殷野不知道是不是被誰感染了,很突然地開口說了一句,叫沙羽恩為之一噎。
月嫣麵色一變,彎腰將手探入水中。
這水,現在果然不涼!
何其掃殷野一眼,很得意地想:不愧是我的信徒!
得到一點真傳了。
何其衝著美人笑嘻嘻道:“姐姐,這水殷小侯爺泡著呢,當然不會涼。”
沙羽恩:……“彆處水涼!”
月嫣臉皮都臊紅了,也聽不進沙羽恩的狡辯,更顧不得斯文,惱得抬腳踹向沙羽恩抓著船板的手。
沙羽恩一吃痛,手立馬鬆開,還得忍痛劃水。
何其看著他,繼續補刀:“他真聰明,知道這裡水不涼。”
然後月嫣徹底反應過來——剛剛的話,隻不過是沙羽恩故意勾起她的回憶,想來誘哄她罷了。
果然,沙羽恩此時便臉一變,直接道:“嫣兒,我知道你心裡氣我,可人家大少爺看上了你要搶,我難道還要拚著全家性命去反抗嗎?到時候全家一起黃泉見?”

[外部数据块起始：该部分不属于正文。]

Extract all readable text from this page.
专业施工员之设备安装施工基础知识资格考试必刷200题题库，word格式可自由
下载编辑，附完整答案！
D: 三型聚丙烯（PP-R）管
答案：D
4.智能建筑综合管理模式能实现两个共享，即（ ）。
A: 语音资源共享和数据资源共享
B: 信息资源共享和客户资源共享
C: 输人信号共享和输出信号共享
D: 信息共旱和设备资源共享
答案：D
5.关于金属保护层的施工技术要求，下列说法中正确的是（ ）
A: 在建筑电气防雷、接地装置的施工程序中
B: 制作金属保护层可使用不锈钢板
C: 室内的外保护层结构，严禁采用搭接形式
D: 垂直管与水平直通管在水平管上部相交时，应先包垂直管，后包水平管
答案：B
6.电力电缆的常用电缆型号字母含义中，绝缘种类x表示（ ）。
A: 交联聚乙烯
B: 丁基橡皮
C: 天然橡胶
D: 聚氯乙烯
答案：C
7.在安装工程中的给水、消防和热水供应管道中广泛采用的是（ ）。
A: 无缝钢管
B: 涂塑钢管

月嫣的雙手緊握:“你大可告訴我,便是再跳一遍河,我也不怕。死了也好,乾淨一些。”
“你何必在意這些,好好地活著不是更好?隻需這一遭,回頭一切都好。”
沙羽恩振振有詞:“你又不是不知道,我從不曾嫌棄過你。我若是嫌棄你,又怎會娶你?你生在樓子裡,未成人就早不知道經過多少人,我可曾有過怨?!”
“哈——”月嫣冷笑,“什麼叫一切都好?”
月嫣站在船尾,夜風吹過,揚起她滿頭垂下散在腦後的青絲。
她本是從良女,也可束成婦人頭。
但誰知道,她以為的良人用了她的金銀,如今又要將她一把推進她好不容易跳出去的吃人泥潭!
何況他明知道,她有多怕這地方,早成疾纏心。
月嫣失望地看著沙羽恩:“一切都好,是你又有一大筆錢,能娶得上新婦、建新宅了?還是你得了太守府的青眼,往後便可飛黃騰達?”
“你、你都聽見了?”沙羽恩麵上出現慌亂。
可月嫣既然什麼都知道,方才又為何動容?
月嫣搖頭,目中湧現淚意:“當年你在河中救了尋死的我,我以為……我能因為你繼續活下去。但是能給你的,郎君,月嫣都給你了,便算我還清了你的救命之恩罷。”